Isto porque tem sido cada vez mais comuns situações em que não há qualquer abuso da personalidade jurídica, caracterizado por desvio de finalidade ou confusão patrimonial, ou ainda na esteira da jurisprudência dominante, a participação direta e conjunta dos administradores como responsáveis na realização do fato gerador, mas mesmo assim insiste a Receita em buscar meios de incluir no polo passivo o administrador.
Ora, as responsabilidades dos administradores de uma sociedade por ações, em regra, originam-se dos deveres e das atribuições a que eles estão sujeitos, que, em resumo, contemplam diferentes condutas: (i) dever de diligência (artigo 153 LSA[1]); (ii) dever de lealdade (artigo 155 LSA); (iii) dever de informar (artigo 157 LSA); e (iv) respeito aos interesses e finalidades da sociedade (artigo 154 LSA).
O “administrador não é pessoalmente responsável pelas obrigações que contrai em nome da sociedade e em virtude de ato regular de gestão (…)” (artigo 158 LSA), observadas as exceções de infração a lei ou ao estatuto social.

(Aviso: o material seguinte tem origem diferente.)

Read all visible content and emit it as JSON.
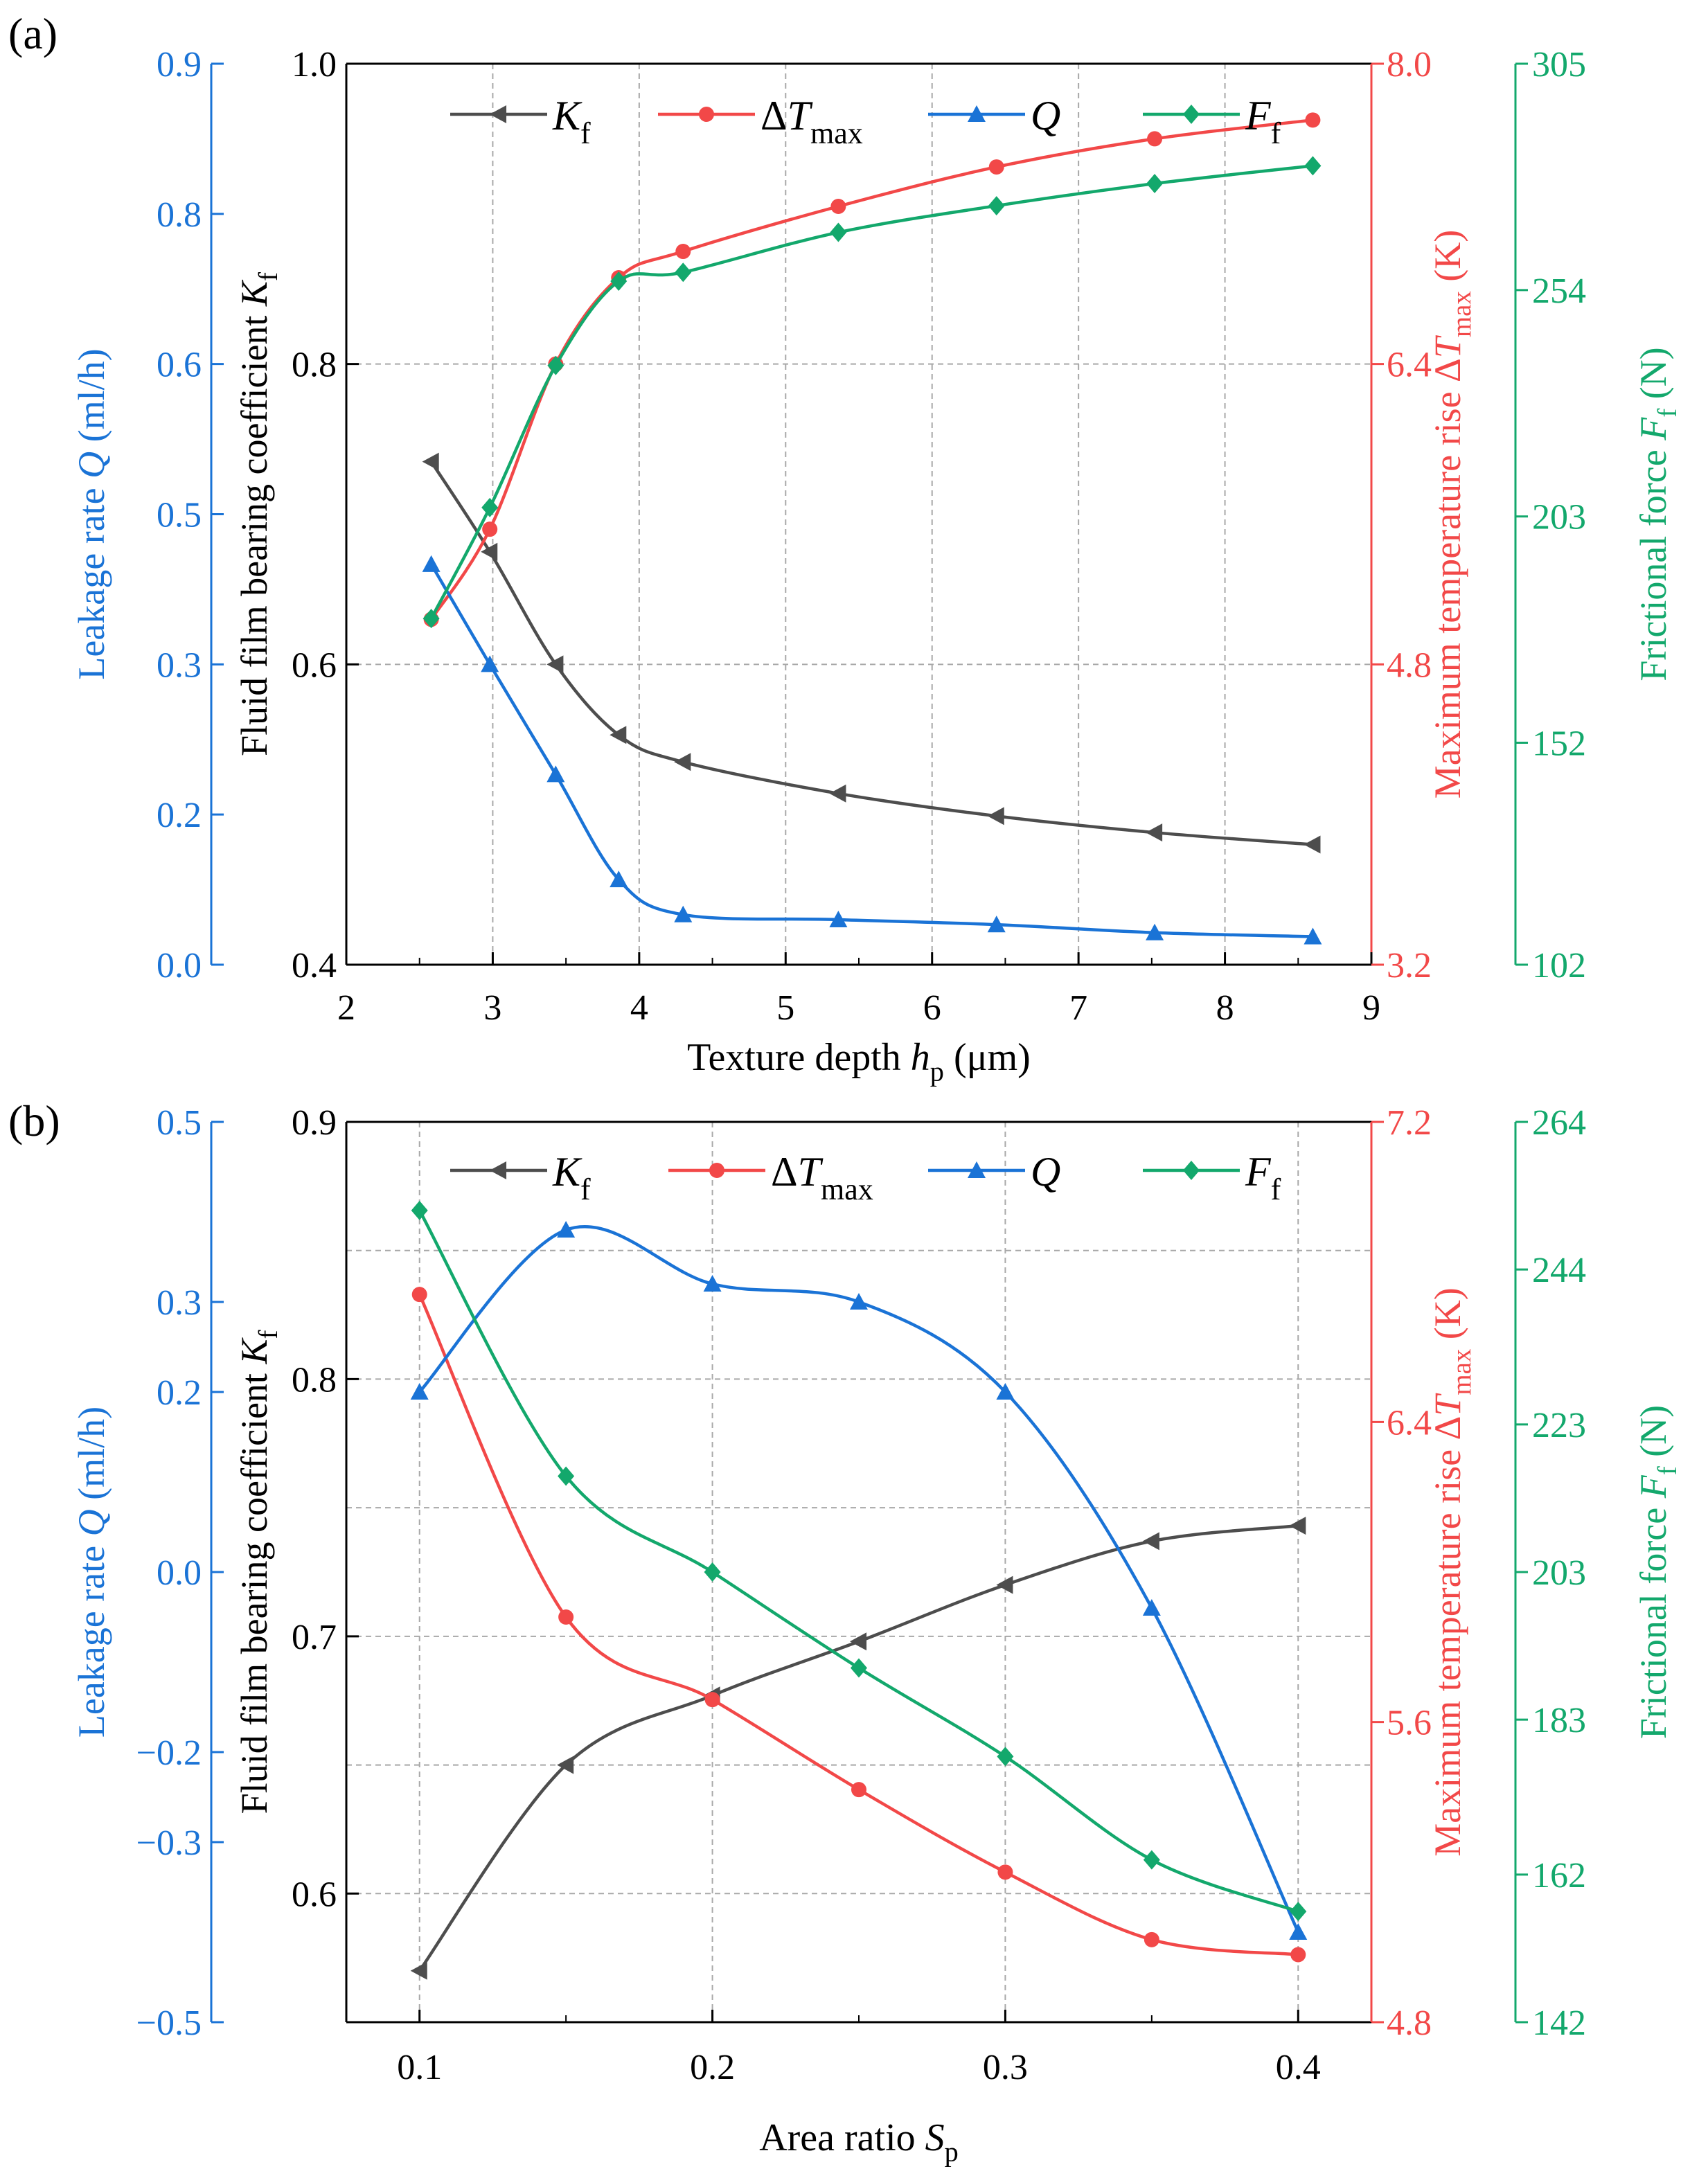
{
  "colors": {
    "kf": "#4d4d4d",
    "dt": "#f24848",
    "q": "#1a73d6",
    "ff": "#13a86c",
    "axis": "#000000",
    "grid": "#a8a8a8"
  },
  "chart_data": [
    {
      "panel_label": "(a)",
      "type": "line",
      "xlabel": {
        "main": "Texture depth ",
        "italic": "h",
        "sub": "p",
        "rest": " (μm)"
      },
      "xlim": [
        2,
        9
      ],
      "xticks": [
        2,
        3,
        4,
        5,
        6,
        7,
        8,
        9
      ],
      "xtick_labels": [
        "2",
        "3",
        "4",
        "5",
        "6",
        "7",
        "8",
        "9"
      ],
      "axes": {
        "kf": {
          "label": "Fluid film bearing coefficient ",
          "label_italic": "K",
          "label_sub": "f",
          "lim": [
            0.4,
            1.0
          ],
          "ticks": [
            0.4,
            0.6,
            0.8,
            1.0
          ],
          "tick_labels": [
            "0.4",
            "0.6",
            "0.8",
            "1.0"
          ]
        },
        "q": {
          "label": "Leakage rate ",
          "label_italic": "Q",
          "label_rest": " (ml/h)",
          "lim": [
            0.0,
            0.9
          ],
          "ticks": [
            0.0,
            0.15,
            0.3,
            0.45,
            0.6,
            0.75,
            0.9
          ],
          "tick_labels": [
            "0.0",
            "0.2",
            "0.3",
            "0.5",
            "0.6",
            "0.8",
            "0.9"
          ]
        },
        "dt": {
          "label": "Maximum temperature rise Δ",
          "label_italic": "T",
          "label_sub": "max",
          "label_rest": " (K)",
          "lim": [
            3.2,
            8.0
          ],
          "ticks": [
            3.2,
            4.8,
            6.4,
            8.0
          ],
          "tick_labels": [
            "3.2",
            "4.8",
            "6.4",
            "8.0"
          ]
        },
        "ff": {
          "label": "Frictional force ",
          "label_italic": "F",
          "label_sub": "f",
          "label_rest": " (N)",
          "lim": [
            102,
            305
          ],
          "ticks": [
            102,
            152,
            203,
            254,
            305
          ],
          "tick_labels": [
            "102",
            "152",
            "203",
            "254",
            "305"
          ]
        }
      },
      "x": [
        2.58,
        2.98,
        3.43,
        3.86,
        4.3,
        5.36,
        6.44,
        7.52,
        8.6
      ],
      "series": [
        {
          "name": "Kf",
          "axis": "kf",
          "marker": "triangle-left",
          "values": [
            0.735,
            0.675,
            0.6,
            0.553,
            0.535,
            0.514,
            0.499,
            0.488,
            0.48
          ]
        },
        {
          "name": "ΔTmax",
          "axis": "dt",
          "marker": "circle",
          "values": [
            5.04,
            5.52,
            6.4,
            6.86,
            7.0,
            7.24,
            7.45,
            7.6,
            7.7
          ]
        },
        {
          "name": "Q",
          "axis": "q",
          "marker": "triangle-up",
          "values": [
            0.4,
            0.3,
            0.19,
            0.085,
            0.05,
            0.045,
            0.04,
            0.032,
            0.028
          ]
        },
        {
          "name": "Ff",
          "axis": "ff",
          "marker": "diamond",
          "values": [
            180,
            205,
            237,
            256,
            258,
            267,
            273,
            278,
            282
          ]
        }
      ],
      "legend": [
        {
          "main": "K",
          "sub": "f",
          "prefix": ""
        },
        {
          "main": "T",
          "sub": "max",
          "prefix": "Δ"
        },
        {
          "main": "Q",
          "sub": "",
          "prefix": ""
        },
        {
          "main": "F",
          "sub": "f",
          "prefix": ""
        }
      ],
      "legend_position": "top"
    },
    {
      "panel_label": "(b)",
      "type": "line",
      "xlabel": {
        "main": "Area ratio  ",
        "italic": "S",
        "sub": "p",
        "rest": ""
      },
      "xlim": [
        0.075,
        0.425
      ],
      "xticks": [
        0.1,
        0.2,
        0.3,
        0.4
      ],
      "xtick_labels": [
        "0.1",
        "0.2",
        "0.3",
        "0.4"
      ],
      "axes": {
        "kf": {
          "label": "Fluid film bearing coefficient ",
          "label_italic": "K",
          "label_sub": "f",
          "lim": [
            0.55,
            0.9
          ],
          "ticks": [
            0.6,
            0.7,
            0.8,
            0.9
          ],
          "tick_labels": [
            "0.6",
            "0.7",
            "0.8",
            "0.9"
          ]
        },
        "q": {
          "label": "Leakage rate ",
          "label_italic": "Q",
          "label_rest": " (ml/h)",
          "lim": [
            -0.5,
            0.5
          ],
          "ticks": [
            -0.5,
            -0.3,
            -0.2,
            0.0,
            0.2,
            0.3,
            0.5
          ],
          "tick_labels": [
            "−0.5",
            "−0.3",
            "−0.2",
            "0.0",
            "0.2",
            "0.3",
            "0.5"
          ]
        },
        "dt": {
          "label": "Maximum temperature rise Δ",
          "label_italic": "T",
          "label_sub": "max",
          "label_rest": " (K)",
          "lim": [
            4.8,
            7.2
          ],
          "ticks": [
            4.8,
            5.6,
            6.4,
            7.2
          ],
          "tick_labels": [
            "4.8",
            "5.6",
            "6.4",
            "7.2"
          ]
        },
        "ff": {
          "label": "Frictional force ",
          "label_italic": "F",
          "label_sub": "f",
          "label_rest": " (N)",
          "lim": [
            142,
            264
          ],
          "ticks": [
            142,
            162,
            183,
            203,
            223,
            244,
            264
          ],
          "tick_labels": [
            "142",
            "162",
            "183",
            "203",
            "223",
            "244",
            "264"
          ]
        }
      },
      "x": [
        0.1,
        0.15,
        0.2,
        0.25,
        0.3,
        0.35,
        0.4
      ],
      "series": [
        {
          "name": "Kf",
          "axis": "kf",
          "marker": "triangle-left",
          "values": [
            0.57,
            0.65,
            0.677,
            0.698,
            0.72,
            0.737,
            0.743
          ]
        },
        {
          "name": "ΔTmax",
          "axis": "dt",
          "marker": "circle",
          "values": [
            6.74,
            5.88,
            5.66,
            5.42,
            5.2,
            5.02,
            4.98
          ]
        },
        {
          "name": "Q",
          "axis": "q",
          "marker": "triangle-up",
          "values": [
            0.2,
            0.38,
            0.32,
            0.3,
            0.2,
            -0.04,
            -0.4
          ]
        },
        {
          "name": "Ff",
          "axis": "ff",
          "marker": "diamond",
          "values": [
            252,
            216,
            203,
            190,
            178,
            164,
            157
          ]
        }
      ],
      "legend": [
        {
          "main": "K",
          "sub": "f",
          "prefix": ""
        },
        {
          "main": "T",
          "sub": "max",
          "prefix": "Δ"
        },
        {
          "main": "Q",
          "sub": "",
          "prefix": ""
        },
        {
          "main": "F",
          "sub": "f",
          "prefix": ""
        }
      ],
      "legend_position": "top"
    }
  ]
}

Já o CTN[2] estabeleceu a possibilidade de responsabilização dos administradores, determinando que eles são pessoalmente responsáveis pelos créditos correspondentes a obrigações tributárias resultantes de atos praticados com excesso de poderes ou infração de lei, contrato social ou estatutos (artigo 135, inciso III, CTN). Além disso, o artigo 124, inciso II, determina que são solidariamente responsáveis as pessoas expressamente designadas por lei.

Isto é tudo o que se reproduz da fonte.